Labor negotiation reform moves ahead
March 30th, 2011
Lincoln, NE – A proposal to change the Commission on Industrial relations that could freeze wages for city employees in Nebraska is headed for debate in the Legislature.After long negotiations, the Business and Labor Committee has advanced a proposal to reform the Commission of Industrial Relations, or CIR. That’s the body that determines wages for public employees, if the employees and the government unit they work for can’t agree. It does that by comparing the wages paid to other employees who perform similar work. Nebraska cities have long complained that the commission’s rulings are unpredictable. The new proposal would put into law details of how the commission should choose groups of employees, known as the array, for comparison. It also says comparisons should include not only wages, but also pension and health care benefits.

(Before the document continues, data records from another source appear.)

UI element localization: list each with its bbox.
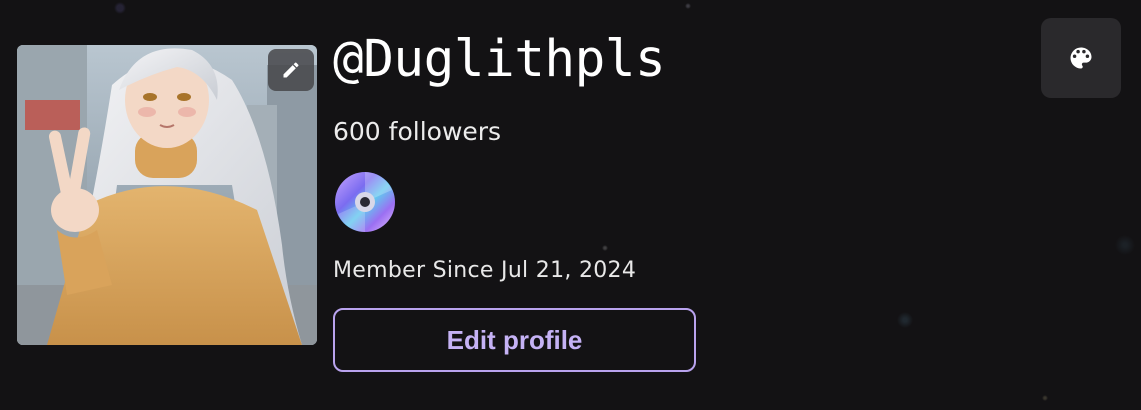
theme-button[interactable] [1041, 18, 1121, 98]
edit-avatar-button[interactable] [268, 49, 314, 91]
followers-count[interactable]: 600 followers [333, 116, 501, 148]
palette-icon [1070, 47, 1092, 69]
badge-item[interactable] [332, 170, 398, 234]
profile-header: @Duglithpls 600 followers Member Since J… [0, 0, 1141, 410]
edit-profile-button[interactable]: Edit profile [333, 308, 696, 372]
username: @Duglithpls [333, 30, 666, 89]
disc-icon [335, 172, 395, 232]
pencil-icon [283, 62, 299, 78]
member-since: Member Since Jul 21, 2024 [333, 258, 637, 283]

Business and Labor Chairman Senator Steve Lathrop said including those benefits could save cities money.
“Some of the cities have indicated that when that process takes place they expect that some of the bargaining units will actually be doing better than the array,” he said, “in which case, their wages are frozen for two times as long as it takes for the array, or their contemporaries, to catch up with them.”
Lathrop said cities can also negotiate a change in their insurance or pension, “which brings their hourly rate value back down in line with their contemporaries.”
League of Nebraska Municipalities Executive Director Lynn Rex said cities support the proposal. Lathrop said labor representatives had threatened to quit the negotiations at one point, but Julie Erickson, a lobbyist for the NAPE/AFSCME public employees union said the union also supports the compromise. However, a spokeswoman for the Greater Omaha Chamber of Commerce, which has talked about a petition drive to abolish the CIR, said that group needs to study the bill before saying if it is satisfied.